Speaking of cycles/death, we can also look toward Jean Rhys’s Voyage in the Dark, which ends in Anna’s repetition of thinking about “starting all over again” even though one likely presumes that she will die from the botched abortion.  Crash also ends in the “unceasing flow of traffic”—a short separate paragraph that stands alone after James and Catherine’s moments wandering among the crashed cars together.  Perhaps Never Let Me Go ends most conventionally, in that Kathy seems resigned to her fate, and the reader knows that she too will “complete” just like Tommy and Ruth.  In its conclusiveness, however, this ending becomes uncanny in its own right, making the reader continue to question/probe further into this unsettling novel, which perhaps hits too close to home.    
From arguments, to cycles, to “conventional” resolutions that are uncanny because the novel itself is so “unconventional,” to a shifting perspective (leaving the characters for the final moment in The Waves), the literature that we have surveyed this semester certainly seems preoccupied with destabilizing the reader at the end of each novel.  Thinking back to Woolf’s "The Mark on the Wall," with which we began the semester and its ending—“Ah the mark on the wall!  It was a snail”—reminds us that endings/conclusions certainly aren’t—and perhaps are best if they aren’t— resolutions.   

1 comment:

  1. Anna, and Blythe as well, I enjoyed your focus on the endings of the novels.
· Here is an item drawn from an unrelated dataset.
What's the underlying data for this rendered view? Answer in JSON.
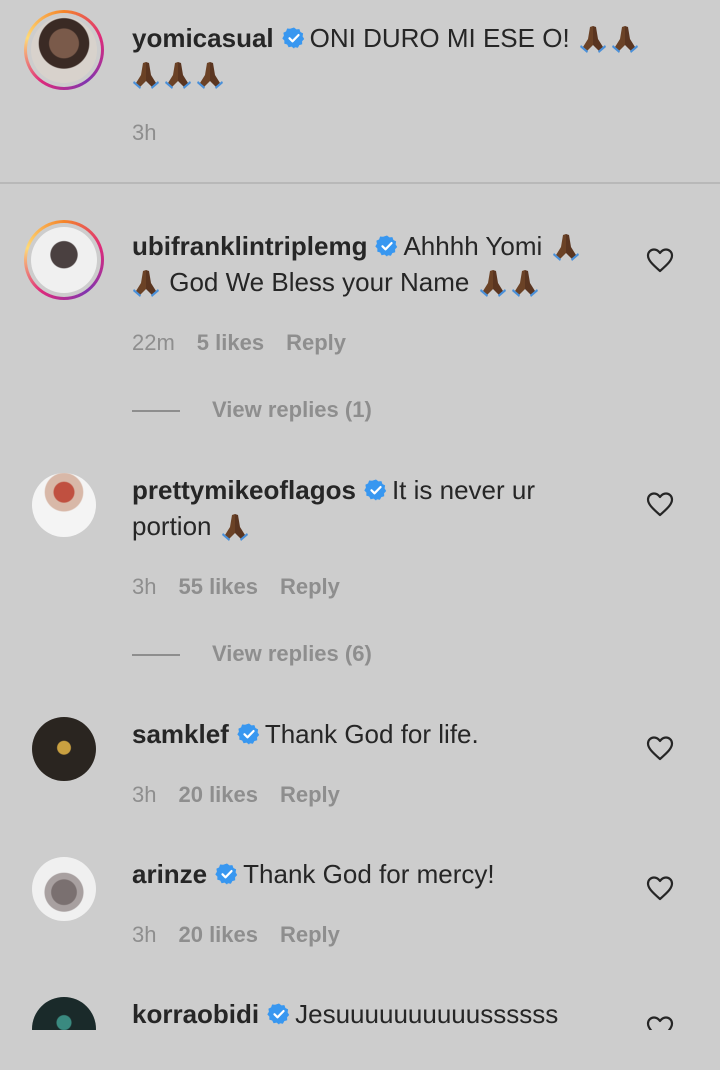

How appropriate to reflect on the ends of novels at the end of the class. Anna, this phrase really caught my attention, "the literature that we have surveyed this semester certainly seems preoccupied with destabilizing the reader at the end of each novel." This destabilization from the novels has affected me this semester - especially as I talk about my classes, someone always says "experimental, what do you mean by that?" I found that I have resorted to a harried response of, "Well, you know, experimental in narrative style, plot, topics...things like that. I'm not really sure, that question is the one we are thinking about this whole semester, so get back to me at the end."
    Well, it is the end now so I should have an answer, and I believe that somewhere in my less-harried response I will add the phrase "destabilize the reader." While the reader should question each piece of literature that he/she reads, this does not always happen. I believe that these experimental works force the reader to truly think about the novel, if not go back and read it through once more.